We study a canonical form of simultaneous markets, where auctions operate according to sealed-bid rules. Bidding strategies for simultaneous interdependent markets typically rely on price predictions to manage uncertainty across markets. We show that optimal trading strategies in this setting can be characterized without loss of generality as price-predicting bidders, and that Bayes-Nash equilibria correspond exactly to self-confirming price predictors. Employing approximately correct predictions entails only bounded loss, and approximately self-confirming price predictors are approximately in strategic equilibrium. We demonstrate the usefulness of these concepts by developing procedures to search for price predictions that are self-confirming with respect to implementable bidding strategies. A comprehensive empirical game-theoretic analysis encompassing a broad portfolio of heuristic strategies finds strong support for this approach across bidding environments.

2. Abstract if you do not care about auctions/trading per se

Trading in simultaneous interdependent markets represents a challenging problem for autonomous agents, posing problems in optimization under uncertainty and accounting for strategic interactions with other agents. Despite the conceptual simplicity of the simultaneous auction game, to date it has eluded successful game-theoretic analysis by auction theorists. Our investigation of this problem is a case study in exploiting insights from agent architecture and computational experimentation to a rich and practically relevant multiagent scenario.

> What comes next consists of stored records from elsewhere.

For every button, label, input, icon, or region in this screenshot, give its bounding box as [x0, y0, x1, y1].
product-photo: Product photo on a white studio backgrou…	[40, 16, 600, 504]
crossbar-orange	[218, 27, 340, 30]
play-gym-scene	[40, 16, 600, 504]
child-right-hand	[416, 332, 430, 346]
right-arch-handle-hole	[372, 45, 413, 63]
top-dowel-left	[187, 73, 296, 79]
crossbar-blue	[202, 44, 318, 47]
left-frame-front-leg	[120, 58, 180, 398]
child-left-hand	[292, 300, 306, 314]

The exercise illustrates in particular the possibility of proving an architectural element correct (in a useful sense), and techniques for experimentally teasing apart the effects of multiple agent strategy elements despite interactions with each other and the strategies of other agents.

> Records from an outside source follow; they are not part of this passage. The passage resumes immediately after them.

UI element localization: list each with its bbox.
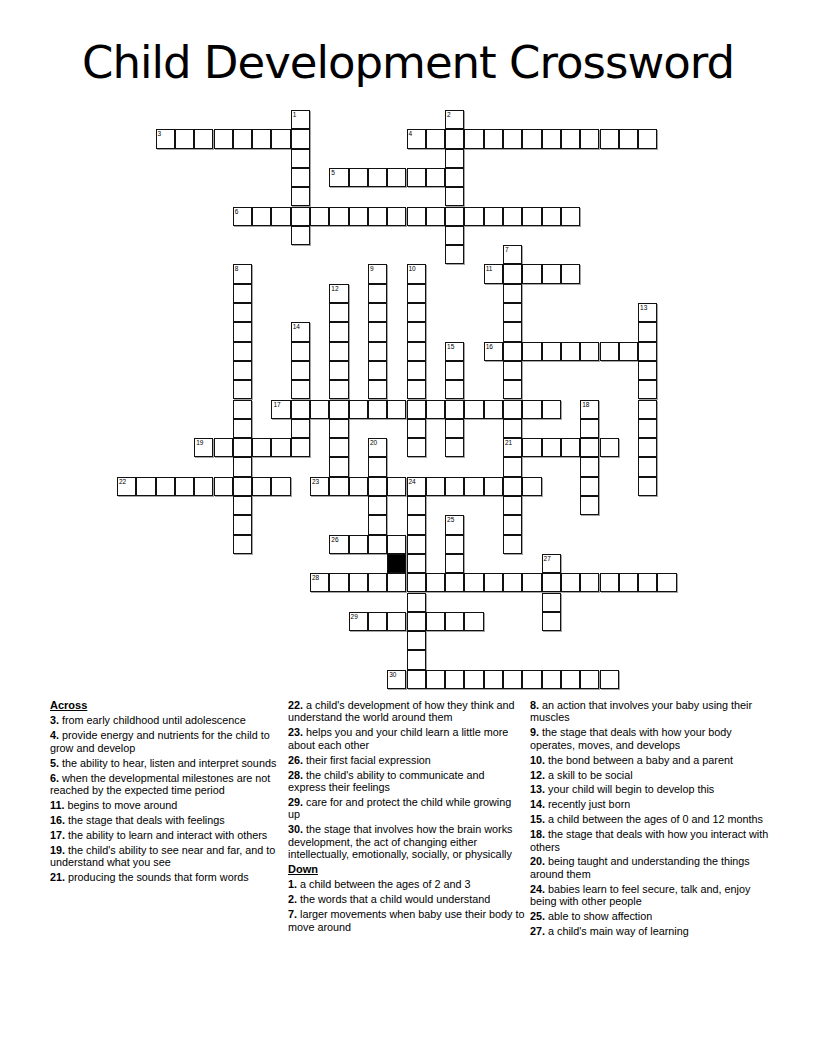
grid-cell[interactable] bbox=[368, 168, 387, 187]
grid-cell[interactable] bbox=[445, 226, 464, 245]
grid-cell[interactable]: 29 bbox=[349, 612, 368, 631]
grid-cell[interactable] bbox=[407, 535, 426, 554]
grid-cell[interactable] bbox=[542, 264, 561, 283]
grid-cell[interactable]: 15 bbox=[445, 342, 464, 361]
clue-number: 5. bbox=[50, 757, 59, 769]
grid-cell[interactable] bbox=[580, 129, 599, 148]
grid-cell[interactable] bbox=[522, 264, 541, 283]
grid-cell[interactable] bbox=[503, 207, 522, 226]
grid-cell[interactable] bbox=[503, 419, 522, 438]
grid-cell[interactable] bbox=[580, 457, 599, 476]
clue-item: 28. the child's ability to communicate a… bbox=[288, 769, 525, 794]
grid-cell[interactable] bbox=[329, 400, 348, 419]
grid-cell[interactable] bbox=[233, 438, 252, 457]
grid-cell[interactable]: 7 bbox=[503, 245, 522, 264]
grid-cell[interactable] bbox=[445, 245, 464, 264]
grid-cell[interactable] bbox=[445, 149, 464, 168]
clue-number: 23. bbox=[288, 726, 303, 738]
grid-cell[interactable] bbox=[329, 380, 348, 399]
grid-cell[interactable]: 24 bbox=[407, 477, 426, 496]
grid-cell[interactable] bbox=[445, 168, 464, 187]
grid-cell[interactable] bbox=[407, 515, 426, 534]
grid-cell[interactable] bbox=[233, 400, 252, 419]
grid-cell[interactable] bbox=[233, 284, 252, 303]
grid-cell[interactable] bbox=[291, 149, 310, 168]
grid-cell[interactable]: 2 bbox=[445, 110, 464, 129]
grid-cell[interactable] bbox=[329, 361, 348, 380]
grid-cell[interactable] bbox=[271, 477, 290, 496]
grid-cell[interactable] bbox=[368, 515, 387, 534]
grid-cell[interactable] bbox=[407, 496, 426, 515]
grid-cell[interactable] bbox=[291, 168, 310, 187]
grid-cell[interactable] bbox=[522, 129, 541, 148]
grid-cell[interactable] bbox=[426, 400, 445, 419]
grid-cell[interactable] bbox=[329, 342, 348, 361]
grid-cell[interactable] bbox=[233, 419, 252, 438]
grid-cell[interactable] bbox=[271, 129, 290, 148]
grid-cell[interactable] bbox=[445, 438, 464, 457]
grid-cell[interactable] bbox=[638, 322, 657, 341]
cell-number: 28 bbox=[312, 574, 319, 582]
grid-cell[interactable] bbox=[522, 342, 541, 361]
grid-cell[interactable] bbox=[387, 207, 406, 226]
grid-cell[interactable]: 25 bbox=[445, 515, 464, 534]
grid-cell[interactable] bbox=[407, 670, 426, 689]
grid-cell[interactable] bbox=[503, 496, 522, 515]
grid-cell[interactable] bbox=[368, 535, 387, 554]
grid-cell[interactable] bbox=[561, 264, 580, 283]
grid-cell[interactable] bbox=[503, 400, 522, 419]
clue-number: 9. bbox=[530, 726, 539, 738]
cell-number: 29 bbox=[351, 613, 358, 621]
grid-cell[interactable] bbox=[445, 612, 464, 631]
grid-cell[interactable] bbox=[349, 400, 368, 419]
grid-cell[interactable] bbox=[542, 400, 561, 419]
clue-number: 20. bbox=[530, 855, 545, 867]
grid-cell[interactable] bbox=[291, 438, 310, 457]
grid-cell[interactable] bbox=[445, 535, 464, 554]
cell-number: 23 bbox=[312, 478, 319, 486]
grid-cell[interactable] bbox=[368, 361, 387, 380]
clue-item: 15. a child between the ages of 0 and 12… bbox=[530, 813, 773, 825]
grid-cell[interactable] bbox=[175, 477, 194, 496]
clue-column-across: Across3. from early childhood until adol… bbox=[50, 699, 284, 886]
grid-cell[interactable] bbox=[233, 361, 252, 380]
cell-number: 6 bbox=[235, 208, 239, 216]
clue-column-down: 8. an action that involves your baby usi… bbox=[530, 699, 773, 940]
grid-cell[interactable] bbox=[233, 129, 252, 148]
grid-cell[interactable] bbox=[368, 380, 387, 399]
grid-cell[interactable]: 10 bbox=[407, 264, 426, 283]
grid-cell[interactable] bbox=[580, 670, 599, 689]
grid-cell[interactable] bbox=[600, 573, 619, 592]
grid-cell[interactable] bbox=[445, 670, 464, 689]
grid-cell[interactable]: 3 bbox=[156, 129, 175, 148]
grid-cell[interactable] bbox=[542, 129, 561, 148]
cell-number: 8 bbox=[235, 265, 239, 273]
grid-cell[interactable]: 14 bbox=[291, 322, 310, 341]
grid-cell[interactable] bbox=[271, 207, 290, 226]
grid-cell[interactable] bbox=[561, 438, 580, 457]
grid-cell[interactable] bbox=[329, 457, 348, 476]
clue-item: 4. provide energy and nutrients for the … bbox=[50, 729, 284, 754]
grid-cell[interactable] bbox=[407, 400, 426, 419]
grid-cell[interactable] bbox=[445, 554, 464, 573]
grid-cell[interactable] bbox=[407, 650, 426, 669]
grid-cell[interactable] bbox=[233, 342, 252, 361]
clue-item: 8. an action that involves your baby usi… bbox=[530, 699, 773, 724]
grid-cell[interactable] bbox=[368, 573, 387, 592]
grid-cell[interactable]: 5 bbox=[329, 168, 348, 187]
grid-cell[interactable] bbox=[484, 573, 503, 592]
grid-cell[interactable] bbox=[291, 342, 310, 361]
cell-number: 22 bbox=[119, 478, 126, 486]
grid-cell[interactable] bbox=[484, 670, 503, 689]
grid-cell[interactable] bbox=[464, 573, 483, 592]
grid-cell[interactable] bbox=[407, 573, 426, 592]
grid-cell[interactable] bbox=[600, 129, 619, 148]
grid-cell[interactable] bbox=[580, 438, 599, 457]
grid-cell[interactable] bbox=[368, 322, 387, 341]
grid-cell[interactable] bbox=[522, 573, 541, 592]
cell-number: 18 bbox=[582, 401, 589, 409]
grid-cell[interactable] bbox=[542, 612, 561, 631]
clue-item: 11. begins to move around bbox=[50, 799, 284, 811]
grid-cell[interactable] bbox=[638, 419, 657, 438]
grid-cell[interactable] bbox=[580, 496, 599, 515]
grid-cell[interactable] bbox=[368, 457, 387, 476]
grid-cell[interactable] bbox=[407, 303, 426, 322]
grid-cell[interactable] bbox=[407, 554, 426, 573]
grid-cell[interactable] bbox=[445, 361, 464, 380]
grid-cell[interactable] bbox=[638, 361, 657, 380]
grid-cell[interactable] bbox=[503, 342, 522, 361]
grid-cell[interactable] bbox=[426, 670, 445, 689]
clue-number: 14. bbox=[530, 798, 545, 810]
clue-column-middle: 22. a child's development of how they th… bbox=[288, 699, 525, 935]
grid-cell[interactable] bbox=[368, 477, 387, 496]
grid-cell[interactable] bbox=[368, 207, 387, 226]
grid-cell[interactable] bbox=[464, 207, 483, 226]
cell-number: 9 bbox=[370, 265, 374, 273]
grid-cell[interactable]: 11 bbox=[484, 264, 503, 283]
grid-cell[interactable] bbox=[407, 322, 426, 341]
clue-item: 23. helps you and your child learn a lit… bbox=[288, 726, 525, 751]
clue-number: 11. bbox=[50, 799, 64, 811]
clue-item: 18. the stage that deals with how you in… bbox=[530, 828, 773, 853]
grid-cell[interactable]: 17 bbox=[271, 400, 290, 419]
cell-number: 5 bbox=[331, 169, 335, 177]
grid-cell[interactable]: 30 bbox=[387, 670, 406, 689]
grid-cell[interactable] bbox=[368, 400, 387, 419]
grid-cell[interactable] bbox=[503, 264, 522, 283]
grid-cell[interactable] bbox=[349, 207, 368, 226]
grid-cell[interactable] bbox=[484, 129, 503, 148]
grid-cell[interactable] bbox=[542, 438, 561, 457]
clue-item: 26. their first facial expression bbox=[288, 754, 525, 766]
grid-cell[interactable]: 19 bbox=[194, 438, 213, 457]
grid-cell[interactable] bbox=[580, 477, 599, 496]
clue-number: 21. bbox=[50, 871, 65, 883]
grid-cell[interactable] bbox=[522, 400, 541, 419]
clue-item: 21. producing the sounds that form words bbox=[50, 871, 284, 883]
grid-cell[interactable] bbox=[349, 535, 368, 554]
grid-cell[interactable] bbox=[638, 457, 657, 476]
grid-cell[interactable] bbox=[368, 284, 387, 303]
grid-cell[interactable] bbox=[542, 573, 561, 592]
grid-cell[interactable] bbox=[503, 535, 522, 554]
grid-cell[interactable] bbox=[349, 477, 368, 496]
grid-cell[interactable] bbox=[233, 515, 252, 534]
grid-cell[interactable]: 28 bbox=[310, 573, 329, 592]
grid-cell[interactable]: 8 bbox=[233, 264, 252, 283]
grid-cell[interactable] bbox=[387, 400, 406, 419]
crossword-grid: 1234567891011121314151617181920212223242… bbox=[117, 110, 677, 690]
grid-cell[interactable] bbox=[638, 380, 657, 399]
grid-cell[interactable] bbox=[387, 535, 406, 554]
grid-cell[interactable] bbox=[368, 612, 387, 631]
clue-list-heading: Down bbox=[288, 863, 525, 875]
grid-cell[interactable] bbox=[214, 129, 233, 148]
grid-cell[interactable] bbox=[407, 438, 426, 457]
grid-cell[interactable] bbox=[252, 438, 271, 457]
grid-cell[interactable]: 13 bbox=[638, 303, 657, 322]
grid-cell[interactable] bbox=[561, 129, 580, 148]
grid-cell[interactable] bbox=[194, 129, 213, 148]
grid-cell[interactable] bbox=[387, 477, 406, 496]
grid-cell[interactable] bbox=[233, 322, 252, 341]
clue-number: 16. bbox=[50, 814, 65, 826]
clue-number: 2. bbox=[288, 893, 297, 905]
grid-cell[interactable] bbox=[407, 361, 426, 380]
grid-cell[interactable] bbox=[561, 342, 580, 361]
grid-cell[interactable] bbox=[407, 593, 426, 612]
grid-cell[interactable]: 20 bbox=[368, 438, 387, 457]
grid-cell[interactable] bbox=[156, 477, 175, 496]
grid-cell[interactable] bbox=[561, 670, 580, 689]
grid-cell[interactable] bbox=[503, 477, 522, 496]
grid-cell[interactable] bbox=[349, 168, 368, 187]
clue-item: 19. the child's ability to see near and … bbox=[50, 844, 284, 869]
grid-cell[interactable] bbox=[445, 129, 464, 148]
grid-cell[interactable] bbox=[464, 477, 483, 496]
grid-cell[interactable] bbox=[600, 438, 619, 457]
grid-cell[interactable]: 22 bbox=[117, 477, 136, 496]
grid-cell[interactable] bbox=[561, 573, 580, 592]
cell-number: 2 bbox=[447, 111, 451, 119]
grid-cell[interactable] bbox=[291, 129, 310, 148]
grid-cell[interactable] bbox=[387, 168, 406, 187]
grid-cell[interactable] bbox=[522, 670, 541, 689]
grid-cell[interactable] bbox=[387, 612, 406, 631]
grid-cell[interactable] bbox=[368, 342, 387, 361]
grid-cell[interactable] bbox=[522, 207, 541, 226]
grid-cell[interactable] bbox=[136, 477, 155, 496]
grid-cell[interactable] bbox=[445, 400, 464, 419]
grid-cell[interactable] bbox=[503, 303, 522, 322]
grid-cell[interactable] bbox=[619, 129, 638, 148]
grid-cell[interactable] bbox=[175, 129, 194, 148]
grid-cell[interactable] bbox=[426, 477, 445, 496]
grid-cell[interactable] bbox=[329, 573, 348, 592]
grid-cell[interactable] bbox=[542, 207, 561, 226]
grid-cell[interactable] bbox=[503, 380, 522, 399]
grid-cell[interactable] bbox=[619, 573, 638, 592]
grid-cell[interactable]: 6 bbox=[233, 207, 252, 226]
grid-cell[interactable] bbox=[349, 573, 368, 592]
grid-cell[interactable] bbox=[503, 670, 522, 689]
grid-cell[interactable] bbox=[484, 400, 503, 419]
clue-item: 24. babies learn to feel secure, talk an… bbox=[530, 883, 773, 908]
clue-number: 24. bbox=[530, 883, 545, 895]
grid-cell[interactable] bbox=[291, 361, 310, 380]
clue-number: 29. bbox=[288, 796, 303, 808]
grid-cell[interactable] bbox=[503, 361, 522, 380]
grid-cell[interactable]: 12 bbox=[329, 284, 348, 303]
grid-cell[interactable] bbox=[407, 419, 426, 438]
grid-cell[interactable] bbox=[638, 573, 657, 592]
cell-number: 21 bbox=[505, 439, 512, 447]
grid-cell[interactable] bbox=[426, 129, 445, 148]
grid-cell[interactable] bbox=[252, 129, 271, 148]
grid-cell[interactable] bbox=[291, 400, 310, 419]
grid-cell[interactable] bbox=[503, 457, 522, 476]
grid-cell[interactable] bbox=[291, 187, 310, 206]
grid-cell[interactable] bbox=[233, 303, 252, 322]
grid-cell[interactable] bbox=[445, 207, 464, 226]
grid-cell[interactable] bbox=[503, 284, 522, 303]
grid-cell[interactable] bbox=[542, 593, 561, 612]
grid-cell[interactable] bbox=[657, 573, 676, 592]
cell-number: 26 bbox=[331, 536, 338, 544]
grid-cell[interactable] bbox=[426, 573, 445, 592]
grid-cell[interactable] bbox=[503, 573, 522, 592]
grid-cell[interactable] bbox=[271, 438, 290, 457]
grid-cell[interactable] bbox=[445, 477, 464, 496]
clue-item: 7. larger movements when baby use their … bbox=[288, 908, 525, 933]
grid-cell[interactable] bbox=[445, 573, 464, 592]
grid-cell[interactable] bbox=[561, 207, 580, 226]
clue-item: 13. your child will begin to develop thi… bbox=[530, 783, 773, 795]
grid-cell[interactable] bbox=[503, 322, 522, 341]
grid-cell[interactable] bbox=[484, 477, 503, 496]
grid-cell[interactable] bbox=[600, 342, 619, 361]
grid-cell[interactable] bbox=[387, 573, 406, 592]
cell-number: 25 bbox=[447, 516, 454, 524]
grid-cell[interactable] bbox=[407, 168, 426, 187]
grid-cell[interactable] bbox=[464, 612, 483, 631]
grid-cell[interactable] bbox=[522, 477, 541, 496]
grid-cell[interactable] bbox=[214, 477, 233, 496]
cell-number: 11 bbox=[486, 265, 493, 273]
clue-item: 6. when the developmental milestones are… bbox=[50, 772, 284, 797]
grid-cell[interactable]: 18 bbox=[580, 400, 599, 419]
grid-cell[interactable] bbox=[638, 400, 657, 419]
cell-number: 7 bbox=[505, 246, 509, 254]
grid-cell[interactable]: 23 bbox=[310, 477, 329, 496]
grid-cell[interactable] bbox=[214, 438, 233, 457]
grid-cell[interactable] bbox=[329, 438, 348, 457]
grid-cell[interactable] bbox=[368, 496, 387, 515]
clue-number: 19. bbox=[50, 844, 65, 856]
grid-cell[interactable] bbox=[445, 419, 464, 438]
grid-cell[interactable] bbox=[233, 535, 252, 554]
grid-cell[interactable] bbox=[484, 207, 503, 226]
grid-cell[interactable] bbox=[522, 438, 541, 457]
clue-number: 25. bbox=[530, 910, 545, 922]
grid-cell[interactable] bbox=[291, 419, 310, 438]
grid-cell[interactable] bbox=[464, 400, 483, 419]
grid-cell[interactable] bbox=[407, 380, 426, 399]
grid-cell[interactable] bbox=[580, 342, 599, 361]
grid-cell[interactable] bbox=[503, 515, 522, 534]
grid-cell[interactable] bbox=[329, 322, 348, 341]
grid-cell[interactable]: 21 bbox=[503, 438, 522, 457]
grid-cell[interactable] bbox=[407, 631, 426, 650]
grid-cell[interactable] bbox=[407, 612, 426, 631]
grid-cell[interactable]: 1 bbox=[291, 110, 310, 129]
clue-item: 5. the ability to hear, listen and inter… bbox=[50, 757, 284, 769]
grid-cell[interactable] bbox=[407, 342, 426, 361]
grid-cell[interactable] bbox=[329, 303, 348, 322]
grid-cell[interactable] bbox=[233, 380, 252, 399]
grid-cell[interactable] bbox=[407, 284, 426, 303]
grid-cell[interactable] bbox=[600, 670, 619, 689]
grid-cell[interactable] bbox=[407, 207, 426, 226]
grid-cell[interactable]: 16 bbox=[484, 342, 503, 361]
grid-cell[interactable] bbox=[233, 496, 252, 515]
grid-cell[interactable] bbox=[291, 380, 310, 399]
grid-cell[interactable] bbox=[252, 207, 271, 226]
grid-cell[interactable] bbox=[329, 207, 348, 226]
grid-cell[interactable]: 9 bbox=[368, 264, 387, 283]
grid-cell[interactable] bbox=[580, 419, 599, 438]
grid-cell[interactable] bbox=[638, 477, 657, 496]
grid-cell[interactable] bbox=[310, 400, 329, 419]
grid-cell[interactable] bbox=[445, 380, 464, 399]
grid-cell[interactable] bbox=[426, 207, 445, 226]
grid-cell[interactable] bbox=[252, 477, 271, 496]
grid-cell[interactable] bbox=[329, 419, 348, 438]
grid-cell[interactable] bbox=[638, 438, 657, 457]
grid-cell[interactable] bbox=[638, 129, 657, 148]
grid-cell[interactable] bbox=[233, 477, 252, 496]
grid-cell[interactable] bbox=[503, 129, 522, 148]
grid-cell[interactable] bbox=[291, 207, 310, 226]
grid-cell[interactable] bbox=[310, 207, 329, 226]
grid-cell[interactable] bbox=[580, 573, 599, 592]
grid-cell[interactable] bbox=[464, 129, 483, 148]
grid-cell[interactable] bbox=[368, 303, 387, 322]
grid-cell[interactable] bbox=[445, 187, 464, 206]
grid-cell[interactable] bbox=[426, 168, 445, 187]
grid-cell[interactable] bbox=[291, 226, 310, 245]
grid-cell[interactable]: 27 bbox=[542, 554, 561, 573]
grid-cell[interactable] bbox=[233, 457, 252, 476]
grid-cell[interactable] bbox=[464, 670, 483, 689]
grid-cell[interactable] bbox=[542, 342, 561, 361]
grid-cell[interactable] bbox=[638, 342, 657, 361]
grid-cell[interactable]: 4 bbox=[407, 129, 426, 148]
grid-cell[interactable] bbox=[542, 670, 561, 689]
grid-cell[interactable] bbox=[426, 612, 445, 631]
grid-cell[interactable] bbox=[329, 477, 348, 496]
grid-cell[interactable] bbox=[194, 477, 213, 496]
grid-cell[interactable] bbox=[619, 342, 638, 361]
grid-cell[interactable]: 26 bbox=[329, 535, 348, 554]
cell-number: 10 bbox=[409, 265, 416, 273]
clue-item: 20. being taught and understanding the t… bbox=[530, 855, 773, 880]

Michael P. Wellman is Professor of Computer Science & Engineering at the University of Michigan. He received a PhD from the Massachusetts Institute of Technology in 1988 for his work in qualitative probabilistic reasoning and decision-theoretic planning. From 1988 to 1992, Wellman conducted research in these areas at the USAF's Wright Laboratory. For the past 19+ years, his research has focused on computational market mechanisms for distributed decision making and electronic commerce. As Chief Market Technologist for TradingDynamics, Inc. (now part of Ariba), he designed configurable auction technology for dynamic business-to-business commerce. Wellman previously served as Chair of the ACM Special Interest Group on Electronic Commerce (SIGecom), and as Executive Editor of the Journal of Artificial Intelligence Research. He is a Fellow of the Association for the Advancement of Artificial Intelligence and the Association for Computing Machinery.